Wiedźmin: Netflix szykuje kolejne seriale w uniwersum
Warto pamiętać, że podczas panelu promującego drugą serię, showrunnerka Lauren S. Hissrich dowcipkowała sobie o potencjalnym serialu skupionym na Lambercie i Coenie. Co więcej, Paul Bulion (Lambert) i Yasen Atour (Coen) spotkali się ponownie, by współtworzyć coś, co może być podcastem lub innym podobnym materiałem - i to związanym z "Wiedźminem", co sugeruje hashtag.

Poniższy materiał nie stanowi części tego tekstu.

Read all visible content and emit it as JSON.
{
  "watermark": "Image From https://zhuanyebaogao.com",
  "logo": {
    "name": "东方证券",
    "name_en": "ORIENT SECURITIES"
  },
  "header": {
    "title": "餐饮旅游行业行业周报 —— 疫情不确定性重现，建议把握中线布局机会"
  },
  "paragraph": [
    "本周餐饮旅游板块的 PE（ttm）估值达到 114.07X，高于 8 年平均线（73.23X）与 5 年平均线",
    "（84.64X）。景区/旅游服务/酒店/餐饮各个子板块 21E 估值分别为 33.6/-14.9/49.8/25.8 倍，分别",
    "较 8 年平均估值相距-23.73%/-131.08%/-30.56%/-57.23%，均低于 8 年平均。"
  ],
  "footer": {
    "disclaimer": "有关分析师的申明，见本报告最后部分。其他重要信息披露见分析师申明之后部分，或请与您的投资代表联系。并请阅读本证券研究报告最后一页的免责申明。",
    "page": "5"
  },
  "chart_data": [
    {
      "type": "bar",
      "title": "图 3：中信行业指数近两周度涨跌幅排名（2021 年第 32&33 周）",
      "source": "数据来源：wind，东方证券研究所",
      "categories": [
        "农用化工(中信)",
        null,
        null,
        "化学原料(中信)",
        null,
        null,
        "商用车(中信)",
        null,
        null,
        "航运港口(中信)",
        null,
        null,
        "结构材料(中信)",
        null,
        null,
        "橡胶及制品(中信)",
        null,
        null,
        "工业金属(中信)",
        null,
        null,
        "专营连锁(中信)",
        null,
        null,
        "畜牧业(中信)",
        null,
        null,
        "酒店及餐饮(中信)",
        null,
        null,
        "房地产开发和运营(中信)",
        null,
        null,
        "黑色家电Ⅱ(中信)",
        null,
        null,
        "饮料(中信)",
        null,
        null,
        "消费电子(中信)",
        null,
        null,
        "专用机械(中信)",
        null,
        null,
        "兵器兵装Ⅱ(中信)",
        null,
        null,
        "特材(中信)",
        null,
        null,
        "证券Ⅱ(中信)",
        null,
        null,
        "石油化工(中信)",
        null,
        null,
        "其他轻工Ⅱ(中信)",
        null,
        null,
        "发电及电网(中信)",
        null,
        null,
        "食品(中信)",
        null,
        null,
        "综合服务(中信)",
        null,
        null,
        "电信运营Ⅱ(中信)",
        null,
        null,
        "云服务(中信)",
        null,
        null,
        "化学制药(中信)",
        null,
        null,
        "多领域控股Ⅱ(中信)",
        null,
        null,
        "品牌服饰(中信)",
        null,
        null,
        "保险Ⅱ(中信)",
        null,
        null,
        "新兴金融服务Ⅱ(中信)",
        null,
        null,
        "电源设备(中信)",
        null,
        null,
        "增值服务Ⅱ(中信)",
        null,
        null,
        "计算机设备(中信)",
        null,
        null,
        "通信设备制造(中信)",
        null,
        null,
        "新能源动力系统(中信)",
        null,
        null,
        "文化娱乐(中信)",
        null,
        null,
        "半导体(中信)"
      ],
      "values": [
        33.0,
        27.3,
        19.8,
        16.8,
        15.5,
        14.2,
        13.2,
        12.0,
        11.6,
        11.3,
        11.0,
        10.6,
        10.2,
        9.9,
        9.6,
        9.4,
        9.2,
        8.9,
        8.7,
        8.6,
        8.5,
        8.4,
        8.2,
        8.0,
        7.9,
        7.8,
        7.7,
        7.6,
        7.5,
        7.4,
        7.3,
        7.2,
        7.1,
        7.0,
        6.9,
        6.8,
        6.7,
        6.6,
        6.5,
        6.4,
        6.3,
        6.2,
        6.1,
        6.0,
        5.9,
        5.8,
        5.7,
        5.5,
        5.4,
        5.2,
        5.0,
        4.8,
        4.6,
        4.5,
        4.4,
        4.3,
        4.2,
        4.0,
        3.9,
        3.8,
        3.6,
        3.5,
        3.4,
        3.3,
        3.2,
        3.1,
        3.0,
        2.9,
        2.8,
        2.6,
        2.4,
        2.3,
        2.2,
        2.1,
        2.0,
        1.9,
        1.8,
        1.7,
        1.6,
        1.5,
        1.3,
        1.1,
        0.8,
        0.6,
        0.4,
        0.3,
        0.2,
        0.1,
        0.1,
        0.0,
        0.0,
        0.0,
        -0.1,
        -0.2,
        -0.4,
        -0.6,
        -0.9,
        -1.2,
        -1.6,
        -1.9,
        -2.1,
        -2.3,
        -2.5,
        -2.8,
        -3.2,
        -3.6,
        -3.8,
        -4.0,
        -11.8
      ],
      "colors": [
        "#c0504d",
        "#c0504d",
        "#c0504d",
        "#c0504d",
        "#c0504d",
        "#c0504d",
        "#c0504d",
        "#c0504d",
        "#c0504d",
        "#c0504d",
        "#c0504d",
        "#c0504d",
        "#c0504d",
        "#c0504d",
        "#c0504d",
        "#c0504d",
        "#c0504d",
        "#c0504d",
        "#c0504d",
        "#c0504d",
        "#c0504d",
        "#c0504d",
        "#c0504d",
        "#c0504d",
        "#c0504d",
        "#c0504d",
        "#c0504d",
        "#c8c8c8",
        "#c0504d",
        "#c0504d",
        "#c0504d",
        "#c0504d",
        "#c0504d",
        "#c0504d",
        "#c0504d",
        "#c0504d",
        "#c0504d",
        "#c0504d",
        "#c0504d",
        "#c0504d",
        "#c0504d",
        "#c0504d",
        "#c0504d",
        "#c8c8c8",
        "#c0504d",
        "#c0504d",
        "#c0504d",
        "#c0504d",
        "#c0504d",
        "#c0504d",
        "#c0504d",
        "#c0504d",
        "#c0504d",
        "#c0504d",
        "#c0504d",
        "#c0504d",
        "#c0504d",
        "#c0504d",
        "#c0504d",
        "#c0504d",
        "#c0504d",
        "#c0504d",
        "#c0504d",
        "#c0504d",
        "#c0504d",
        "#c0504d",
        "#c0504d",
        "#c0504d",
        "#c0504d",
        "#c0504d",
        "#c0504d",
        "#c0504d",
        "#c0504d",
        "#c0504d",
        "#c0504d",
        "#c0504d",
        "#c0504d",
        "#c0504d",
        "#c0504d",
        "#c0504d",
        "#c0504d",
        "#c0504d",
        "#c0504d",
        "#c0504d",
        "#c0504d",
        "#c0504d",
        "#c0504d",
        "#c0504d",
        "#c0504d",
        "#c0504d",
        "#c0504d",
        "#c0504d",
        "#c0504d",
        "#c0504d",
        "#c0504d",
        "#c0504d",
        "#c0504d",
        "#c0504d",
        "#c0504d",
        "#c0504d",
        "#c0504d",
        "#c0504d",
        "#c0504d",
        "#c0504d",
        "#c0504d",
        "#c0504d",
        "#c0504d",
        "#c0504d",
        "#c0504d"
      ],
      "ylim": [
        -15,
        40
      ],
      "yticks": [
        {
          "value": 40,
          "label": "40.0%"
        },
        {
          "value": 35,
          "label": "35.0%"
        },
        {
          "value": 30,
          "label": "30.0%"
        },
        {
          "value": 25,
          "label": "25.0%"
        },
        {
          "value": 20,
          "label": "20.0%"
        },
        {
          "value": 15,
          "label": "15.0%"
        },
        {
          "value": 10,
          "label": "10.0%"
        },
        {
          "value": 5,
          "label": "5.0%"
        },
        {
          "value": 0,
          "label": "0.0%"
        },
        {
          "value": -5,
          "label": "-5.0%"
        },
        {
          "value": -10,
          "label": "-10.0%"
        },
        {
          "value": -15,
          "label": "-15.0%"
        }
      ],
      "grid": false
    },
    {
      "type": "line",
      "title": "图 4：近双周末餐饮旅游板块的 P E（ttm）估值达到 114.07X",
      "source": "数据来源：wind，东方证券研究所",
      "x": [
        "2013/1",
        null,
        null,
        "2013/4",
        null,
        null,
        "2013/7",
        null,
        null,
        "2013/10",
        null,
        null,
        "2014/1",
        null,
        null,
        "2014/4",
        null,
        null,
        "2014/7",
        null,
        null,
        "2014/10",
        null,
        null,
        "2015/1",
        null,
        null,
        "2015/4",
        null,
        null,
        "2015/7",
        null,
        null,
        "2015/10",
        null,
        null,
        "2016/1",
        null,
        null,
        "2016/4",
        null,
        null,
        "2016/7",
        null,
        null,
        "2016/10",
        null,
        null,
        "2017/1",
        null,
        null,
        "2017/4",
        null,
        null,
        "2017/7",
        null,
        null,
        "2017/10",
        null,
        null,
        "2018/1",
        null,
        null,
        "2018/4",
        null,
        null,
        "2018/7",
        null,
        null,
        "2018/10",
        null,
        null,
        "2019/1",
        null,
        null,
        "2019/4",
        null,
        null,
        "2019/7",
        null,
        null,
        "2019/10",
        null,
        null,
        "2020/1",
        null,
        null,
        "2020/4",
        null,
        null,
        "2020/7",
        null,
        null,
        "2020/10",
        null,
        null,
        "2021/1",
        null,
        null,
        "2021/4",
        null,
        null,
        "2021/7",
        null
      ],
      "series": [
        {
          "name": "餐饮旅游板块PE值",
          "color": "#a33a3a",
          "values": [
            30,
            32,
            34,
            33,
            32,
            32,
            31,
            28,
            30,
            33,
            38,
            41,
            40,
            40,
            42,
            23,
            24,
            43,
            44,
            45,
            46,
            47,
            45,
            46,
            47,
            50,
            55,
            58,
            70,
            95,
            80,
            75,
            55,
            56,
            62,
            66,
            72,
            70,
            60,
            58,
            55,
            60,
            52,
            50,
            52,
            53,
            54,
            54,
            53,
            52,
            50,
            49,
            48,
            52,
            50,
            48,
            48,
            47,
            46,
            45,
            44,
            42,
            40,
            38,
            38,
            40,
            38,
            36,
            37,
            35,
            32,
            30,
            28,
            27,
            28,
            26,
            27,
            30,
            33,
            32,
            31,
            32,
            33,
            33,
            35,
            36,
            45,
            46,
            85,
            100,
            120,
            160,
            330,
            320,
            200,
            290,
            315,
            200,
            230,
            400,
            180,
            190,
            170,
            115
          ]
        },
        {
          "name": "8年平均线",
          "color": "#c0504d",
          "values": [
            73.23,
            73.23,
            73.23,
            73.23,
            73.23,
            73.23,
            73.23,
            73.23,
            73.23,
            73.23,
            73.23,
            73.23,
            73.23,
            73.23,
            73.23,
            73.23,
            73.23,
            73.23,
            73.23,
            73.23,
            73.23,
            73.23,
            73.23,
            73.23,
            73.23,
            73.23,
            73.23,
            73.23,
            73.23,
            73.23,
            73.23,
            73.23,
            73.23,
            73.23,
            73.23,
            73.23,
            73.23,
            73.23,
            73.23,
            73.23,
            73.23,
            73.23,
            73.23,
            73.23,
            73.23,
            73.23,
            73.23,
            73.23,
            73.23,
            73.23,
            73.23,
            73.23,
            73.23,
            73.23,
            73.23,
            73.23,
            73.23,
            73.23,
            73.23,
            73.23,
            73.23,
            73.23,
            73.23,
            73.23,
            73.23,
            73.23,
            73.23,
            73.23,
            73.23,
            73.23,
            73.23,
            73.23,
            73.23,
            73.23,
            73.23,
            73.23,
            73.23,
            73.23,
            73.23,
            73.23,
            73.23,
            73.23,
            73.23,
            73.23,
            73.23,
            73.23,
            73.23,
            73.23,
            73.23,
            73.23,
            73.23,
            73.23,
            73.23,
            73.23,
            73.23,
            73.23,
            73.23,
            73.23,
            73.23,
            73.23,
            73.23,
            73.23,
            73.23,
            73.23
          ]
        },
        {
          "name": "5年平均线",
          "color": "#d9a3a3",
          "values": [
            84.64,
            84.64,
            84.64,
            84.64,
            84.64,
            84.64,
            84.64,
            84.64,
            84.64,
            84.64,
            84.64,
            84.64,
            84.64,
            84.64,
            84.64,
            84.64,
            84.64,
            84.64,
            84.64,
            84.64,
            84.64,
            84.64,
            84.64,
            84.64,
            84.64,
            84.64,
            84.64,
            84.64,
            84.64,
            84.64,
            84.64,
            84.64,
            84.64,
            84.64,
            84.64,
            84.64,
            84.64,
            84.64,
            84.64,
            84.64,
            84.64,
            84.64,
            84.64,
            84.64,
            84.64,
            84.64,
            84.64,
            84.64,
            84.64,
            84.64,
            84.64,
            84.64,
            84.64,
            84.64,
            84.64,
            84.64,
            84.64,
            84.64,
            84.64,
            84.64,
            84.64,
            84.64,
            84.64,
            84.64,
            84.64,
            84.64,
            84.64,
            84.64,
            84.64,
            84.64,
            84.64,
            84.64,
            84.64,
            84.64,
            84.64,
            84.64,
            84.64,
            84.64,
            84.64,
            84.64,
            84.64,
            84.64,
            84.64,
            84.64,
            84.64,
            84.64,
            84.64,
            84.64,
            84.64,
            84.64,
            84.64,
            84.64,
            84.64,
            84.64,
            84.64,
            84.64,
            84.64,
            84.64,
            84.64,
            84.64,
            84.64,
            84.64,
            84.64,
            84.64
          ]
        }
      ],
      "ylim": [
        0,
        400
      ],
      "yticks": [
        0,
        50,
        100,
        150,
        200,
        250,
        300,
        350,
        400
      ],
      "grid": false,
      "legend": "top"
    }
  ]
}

Kolejne wieści dotyczą nowej animacji. Podobno i tym razem będzie nad nią pracować Studio Mir, a całość od marca tego roku znajduje się już w fazie przedproukcyjnej (co oznacza, że nie powinniśmy spodziewać się żadnego wiedźmińskiego filmu animowanego w najbliższym czasie - prace zajmą trochę czasu). Biorąc pod uwagę dobre przyjęcie "Zmory Wilka", nie dziwi chęć powtórzenia sukcesu.
O ile o projekt "anime" jestem znacznie spokojniejszy (bo podzielam zdanie, że film o Vesemirze wypadł całkiem nieźle), o tyle nie potrafię wykrzesać z siebie entuzjazmu w związku z ewentualnym serialem skupionym na wspomnianych wiedźminach. 2. sezon głównej serii bardzo mnie rozczarował - między innymi za sprawą sposobu ukazania pozostałych zabójców potworów, wypranych z osobowości, nieciekawych i tak bardzo odległych od książkowych pierwowzorów.
Tymczasem trwa postprodukcja serialu "Wiedźmin: Rodowód krwi", którego premiera odbędzie się jeszcze w tym roku.